TS: To a degree, they are. If you stir up hostility against a group, in this case police, terrible things are going to happen. Some people express their hostility in words, some in other ways. But you can be sure that across a broad spectrum of people there will be those who will use violence.
I love it when the left says that these were peaceful demonstrations in Ferguson that got out of hand. Well, going in, it’s as predictable as the swallows coming back to Capistrano: If you are going to have a mass of people whipped up by demagogues like Sharpton and others, if these people are told that the world is against them, and the protest occurs at night, somebody is going to start doing something violent. And I can’t believe that the people who organized this are so naïve that it has never occurred to them that violence might happen.

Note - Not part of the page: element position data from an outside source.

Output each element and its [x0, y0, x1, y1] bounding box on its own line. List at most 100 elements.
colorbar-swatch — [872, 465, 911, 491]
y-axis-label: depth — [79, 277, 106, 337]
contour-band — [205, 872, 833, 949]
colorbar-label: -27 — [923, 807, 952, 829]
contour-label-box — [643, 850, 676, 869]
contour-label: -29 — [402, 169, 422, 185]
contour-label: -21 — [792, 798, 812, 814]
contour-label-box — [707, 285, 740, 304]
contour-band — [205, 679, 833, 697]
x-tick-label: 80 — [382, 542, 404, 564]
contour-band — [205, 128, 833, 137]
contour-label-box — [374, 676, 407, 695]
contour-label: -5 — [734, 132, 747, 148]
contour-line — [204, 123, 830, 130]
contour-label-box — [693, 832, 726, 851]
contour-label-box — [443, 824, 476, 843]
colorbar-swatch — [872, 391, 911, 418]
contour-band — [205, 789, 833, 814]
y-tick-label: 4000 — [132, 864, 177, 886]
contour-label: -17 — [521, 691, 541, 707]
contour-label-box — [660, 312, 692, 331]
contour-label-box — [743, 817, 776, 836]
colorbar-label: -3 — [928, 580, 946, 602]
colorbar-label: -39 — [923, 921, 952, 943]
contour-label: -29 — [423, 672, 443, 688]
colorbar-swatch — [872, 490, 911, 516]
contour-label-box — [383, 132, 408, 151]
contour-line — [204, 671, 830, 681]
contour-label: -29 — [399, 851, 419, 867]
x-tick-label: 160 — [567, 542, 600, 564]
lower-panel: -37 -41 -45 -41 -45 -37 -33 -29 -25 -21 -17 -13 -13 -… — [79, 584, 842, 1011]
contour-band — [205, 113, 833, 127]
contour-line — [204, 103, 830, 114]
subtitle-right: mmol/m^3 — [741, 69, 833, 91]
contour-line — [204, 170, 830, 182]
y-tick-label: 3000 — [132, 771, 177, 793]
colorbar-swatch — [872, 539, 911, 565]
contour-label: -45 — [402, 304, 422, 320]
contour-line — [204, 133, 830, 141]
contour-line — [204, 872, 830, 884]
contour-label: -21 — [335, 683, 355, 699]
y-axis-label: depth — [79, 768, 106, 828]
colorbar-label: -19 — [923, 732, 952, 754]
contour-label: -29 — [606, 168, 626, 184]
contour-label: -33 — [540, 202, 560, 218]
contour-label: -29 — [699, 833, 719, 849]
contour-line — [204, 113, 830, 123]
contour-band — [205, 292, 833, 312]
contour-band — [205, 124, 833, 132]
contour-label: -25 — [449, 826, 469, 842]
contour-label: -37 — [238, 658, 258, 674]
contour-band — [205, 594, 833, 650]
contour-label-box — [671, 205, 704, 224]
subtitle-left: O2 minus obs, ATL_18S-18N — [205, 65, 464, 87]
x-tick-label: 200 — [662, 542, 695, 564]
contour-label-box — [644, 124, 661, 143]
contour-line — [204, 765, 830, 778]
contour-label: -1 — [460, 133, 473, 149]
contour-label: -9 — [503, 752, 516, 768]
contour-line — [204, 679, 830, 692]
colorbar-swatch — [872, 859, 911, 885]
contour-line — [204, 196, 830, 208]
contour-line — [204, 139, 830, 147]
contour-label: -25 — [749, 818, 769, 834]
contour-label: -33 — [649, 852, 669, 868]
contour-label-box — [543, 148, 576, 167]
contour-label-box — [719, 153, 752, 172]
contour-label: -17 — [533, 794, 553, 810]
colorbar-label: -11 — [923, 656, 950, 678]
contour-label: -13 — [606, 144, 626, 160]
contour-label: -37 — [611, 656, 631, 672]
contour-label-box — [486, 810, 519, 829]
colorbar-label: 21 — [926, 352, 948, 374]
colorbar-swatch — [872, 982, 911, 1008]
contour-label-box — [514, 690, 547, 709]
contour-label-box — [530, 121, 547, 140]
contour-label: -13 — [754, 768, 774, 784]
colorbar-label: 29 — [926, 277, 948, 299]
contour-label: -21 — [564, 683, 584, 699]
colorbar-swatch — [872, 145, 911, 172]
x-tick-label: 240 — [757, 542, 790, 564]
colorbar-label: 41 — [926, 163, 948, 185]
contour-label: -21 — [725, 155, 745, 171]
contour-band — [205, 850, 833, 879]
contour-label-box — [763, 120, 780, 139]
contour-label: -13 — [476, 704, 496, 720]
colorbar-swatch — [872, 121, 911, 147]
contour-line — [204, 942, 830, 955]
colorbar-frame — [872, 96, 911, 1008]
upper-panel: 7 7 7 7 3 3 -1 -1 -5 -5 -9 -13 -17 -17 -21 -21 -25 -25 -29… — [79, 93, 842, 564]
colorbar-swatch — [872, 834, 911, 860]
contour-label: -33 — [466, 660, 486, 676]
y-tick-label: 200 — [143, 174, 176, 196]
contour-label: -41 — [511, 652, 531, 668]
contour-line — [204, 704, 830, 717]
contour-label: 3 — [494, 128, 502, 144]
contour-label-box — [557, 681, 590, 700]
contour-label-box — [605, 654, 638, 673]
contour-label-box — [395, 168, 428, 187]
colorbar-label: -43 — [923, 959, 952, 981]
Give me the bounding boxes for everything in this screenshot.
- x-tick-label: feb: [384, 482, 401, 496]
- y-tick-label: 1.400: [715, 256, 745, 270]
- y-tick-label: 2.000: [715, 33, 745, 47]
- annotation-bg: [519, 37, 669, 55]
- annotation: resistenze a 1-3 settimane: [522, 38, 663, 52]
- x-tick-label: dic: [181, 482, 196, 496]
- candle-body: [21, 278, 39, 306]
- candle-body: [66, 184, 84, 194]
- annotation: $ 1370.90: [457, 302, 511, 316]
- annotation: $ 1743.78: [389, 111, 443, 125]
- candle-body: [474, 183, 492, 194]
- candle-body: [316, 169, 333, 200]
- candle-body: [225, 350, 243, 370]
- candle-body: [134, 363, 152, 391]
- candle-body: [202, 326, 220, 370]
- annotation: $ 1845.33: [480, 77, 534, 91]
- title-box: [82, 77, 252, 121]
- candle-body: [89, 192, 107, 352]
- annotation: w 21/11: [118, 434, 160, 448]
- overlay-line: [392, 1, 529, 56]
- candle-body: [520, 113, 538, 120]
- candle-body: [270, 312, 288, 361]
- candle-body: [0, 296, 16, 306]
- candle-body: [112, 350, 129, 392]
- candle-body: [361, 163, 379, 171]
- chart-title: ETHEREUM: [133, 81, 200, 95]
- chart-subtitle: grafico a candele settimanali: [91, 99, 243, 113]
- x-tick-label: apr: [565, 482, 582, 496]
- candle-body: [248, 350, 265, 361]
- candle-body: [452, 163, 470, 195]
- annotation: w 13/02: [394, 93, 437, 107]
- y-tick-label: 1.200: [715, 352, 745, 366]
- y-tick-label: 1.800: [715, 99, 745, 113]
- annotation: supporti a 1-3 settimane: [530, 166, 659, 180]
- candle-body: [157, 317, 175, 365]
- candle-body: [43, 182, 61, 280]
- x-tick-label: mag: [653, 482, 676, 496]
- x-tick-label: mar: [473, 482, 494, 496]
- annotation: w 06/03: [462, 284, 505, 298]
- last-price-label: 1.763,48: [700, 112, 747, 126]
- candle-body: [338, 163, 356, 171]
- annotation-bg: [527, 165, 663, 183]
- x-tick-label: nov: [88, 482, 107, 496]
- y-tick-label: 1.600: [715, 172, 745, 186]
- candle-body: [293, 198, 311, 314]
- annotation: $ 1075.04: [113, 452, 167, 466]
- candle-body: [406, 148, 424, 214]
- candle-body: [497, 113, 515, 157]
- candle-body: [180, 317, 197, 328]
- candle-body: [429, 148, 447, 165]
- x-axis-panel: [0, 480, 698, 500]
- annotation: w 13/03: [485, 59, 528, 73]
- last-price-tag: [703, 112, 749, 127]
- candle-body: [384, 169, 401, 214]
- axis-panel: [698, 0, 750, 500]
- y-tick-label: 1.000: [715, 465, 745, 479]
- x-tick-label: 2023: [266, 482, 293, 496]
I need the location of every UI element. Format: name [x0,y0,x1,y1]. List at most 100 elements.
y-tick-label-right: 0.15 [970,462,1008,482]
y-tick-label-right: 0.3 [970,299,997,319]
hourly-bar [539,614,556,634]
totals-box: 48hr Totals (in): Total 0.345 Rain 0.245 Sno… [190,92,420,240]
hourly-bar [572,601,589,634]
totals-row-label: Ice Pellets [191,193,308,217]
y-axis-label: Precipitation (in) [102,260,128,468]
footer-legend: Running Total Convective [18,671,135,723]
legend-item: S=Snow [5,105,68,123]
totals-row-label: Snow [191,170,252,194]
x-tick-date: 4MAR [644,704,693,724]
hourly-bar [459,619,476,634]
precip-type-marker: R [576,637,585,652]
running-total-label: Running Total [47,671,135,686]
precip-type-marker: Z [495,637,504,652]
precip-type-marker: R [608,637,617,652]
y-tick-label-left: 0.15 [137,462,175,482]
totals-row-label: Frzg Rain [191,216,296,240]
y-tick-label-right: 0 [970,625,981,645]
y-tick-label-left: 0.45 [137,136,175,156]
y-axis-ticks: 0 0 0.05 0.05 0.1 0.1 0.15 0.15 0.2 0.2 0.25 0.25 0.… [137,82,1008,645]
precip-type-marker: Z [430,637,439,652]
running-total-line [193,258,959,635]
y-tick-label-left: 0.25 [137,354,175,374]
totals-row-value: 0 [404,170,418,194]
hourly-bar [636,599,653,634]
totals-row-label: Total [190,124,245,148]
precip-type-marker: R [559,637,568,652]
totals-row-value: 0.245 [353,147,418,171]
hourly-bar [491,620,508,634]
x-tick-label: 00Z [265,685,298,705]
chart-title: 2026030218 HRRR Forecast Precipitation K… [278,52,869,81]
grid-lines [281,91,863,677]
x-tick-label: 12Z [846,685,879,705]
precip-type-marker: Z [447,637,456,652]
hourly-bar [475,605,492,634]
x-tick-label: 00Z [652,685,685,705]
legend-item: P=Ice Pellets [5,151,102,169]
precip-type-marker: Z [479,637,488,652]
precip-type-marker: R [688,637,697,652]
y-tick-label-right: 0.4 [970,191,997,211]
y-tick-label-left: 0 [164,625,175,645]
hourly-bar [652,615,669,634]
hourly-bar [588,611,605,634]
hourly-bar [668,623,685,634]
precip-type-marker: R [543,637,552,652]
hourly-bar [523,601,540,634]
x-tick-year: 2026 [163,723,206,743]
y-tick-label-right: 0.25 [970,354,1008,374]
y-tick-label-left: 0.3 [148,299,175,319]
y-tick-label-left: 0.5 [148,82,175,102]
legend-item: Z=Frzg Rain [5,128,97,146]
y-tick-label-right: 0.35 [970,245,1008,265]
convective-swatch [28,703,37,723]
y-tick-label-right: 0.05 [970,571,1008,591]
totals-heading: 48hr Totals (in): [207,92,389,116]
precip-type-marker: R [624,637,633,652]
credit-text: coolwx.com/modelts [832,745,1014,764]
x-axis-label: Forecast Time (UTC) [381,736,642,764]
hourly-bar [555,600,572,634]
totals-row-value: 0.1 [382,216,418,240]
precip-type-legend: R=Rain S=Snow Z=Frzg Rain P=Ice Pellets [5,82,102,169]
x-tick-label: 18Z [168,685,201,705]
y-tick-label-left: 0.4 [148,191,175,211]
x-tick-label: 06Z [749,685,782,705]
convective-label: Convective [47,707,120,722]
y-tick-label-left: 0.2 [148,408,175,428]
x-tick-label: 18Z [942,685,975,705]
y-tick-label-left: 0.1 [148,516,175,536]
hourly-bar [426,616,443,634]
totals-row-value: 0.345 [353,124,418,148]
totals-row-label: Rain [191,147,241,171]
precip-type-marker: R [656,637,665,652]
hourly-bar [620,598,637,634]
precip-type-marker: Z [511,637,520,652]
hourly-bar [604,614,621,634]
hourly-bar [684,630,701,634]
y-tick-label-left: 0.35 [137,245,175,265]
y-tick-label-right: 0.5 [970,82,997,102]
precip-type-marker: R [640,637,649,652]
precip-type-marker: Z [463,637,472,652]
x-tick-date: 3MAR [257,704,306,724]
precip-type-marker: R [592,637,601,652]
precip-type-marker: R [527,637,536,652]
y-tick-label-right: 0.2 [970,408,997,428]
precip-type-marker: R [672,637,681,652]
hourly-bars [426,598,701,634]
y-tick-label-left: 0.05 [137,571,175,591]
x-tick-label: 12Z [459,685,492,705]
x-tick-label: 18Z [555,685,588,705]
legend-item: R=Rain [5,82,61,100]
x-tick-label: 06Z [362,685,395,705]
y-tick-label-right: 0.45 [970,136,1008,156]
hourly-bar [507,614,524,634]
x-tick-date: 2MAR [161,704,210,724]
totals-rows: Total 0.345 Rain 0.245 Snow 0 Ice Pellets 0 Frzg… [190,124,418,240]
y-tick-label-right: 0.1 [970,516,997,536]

DH: To what degree, if any, are people like Al Sharpton and Bill de Blasio responsible for those dead cops?
To a considerable degree because, again, they set the atmosphere. When you go out and stir all of this stuff up, of course you are responsible. You can’t turn this stuff on and off. When you open the floodgates, you can’t tell the water where to go. The ultimate responsibility, obviously, is the man who pulled the trigger. But what I’m saying is that when you set this kind of stuff in motion, you know that violence is a likely outcome.
One thing that’s so disturbing, even beyond the racial issue, are the people who act as if controversial issues should be discussed in just talking points. It doesn’t matter what the realities were. For example, the phrase, “The police shot an unarmed man.” It makes my teeth go on edge. But what is that supposed to mean? Does it mean that if you are in danger from an unarmed person and you are armed, you are supposed to wait until he’s armed before you can shoot him? The only time I ever pointed a gun at anyone, when I was in the Marines, I did not know if he was armed or unarmed. Fortunately for all concerned, he froze in his tracks. Otherwise I’d have had a lot of paperwork to do. But if I had shot him and killed him, I would not have lost one moment’s sleep over it. He created a danger, and I defended myself from the danger.
I’ve even heard conservatives like Bill O’Reilly and Charles Krauthammer say that the police were wrong in the Eric Garner case. It drives me crazy when people who have never faced a situation like that are sure what should have been done in it. Once when I was in the Marines I was corporal of the guard, and I had to take another Marine into custody. He was much bigger than me and he refused to go. Luckily for me, another Marine, who was even bigger, was nearby and must have realized that this could get very nasty. He intervened and helped. And he wasn’t anymore gentle than the police were with Eric Garner. But, in the case of Eric Garner, here is this 350-pound man telling the police he is not going to be arrested. Now, once it becomes physical, you don’t know what the hell is going to happen the next moment. With one punch, Garner could have maimed, even killed, the officer. And so many people point to the fact he was saying that he couldn’t breathe. When you are trying to bring a 350-pound man down you are not listening keenly to what he is saying. You are trying your damnedest to get him handcuffed before someone gets hurt. And to think that pundits and others will sit back in their safety and comfort and second guess this—it’s a little much.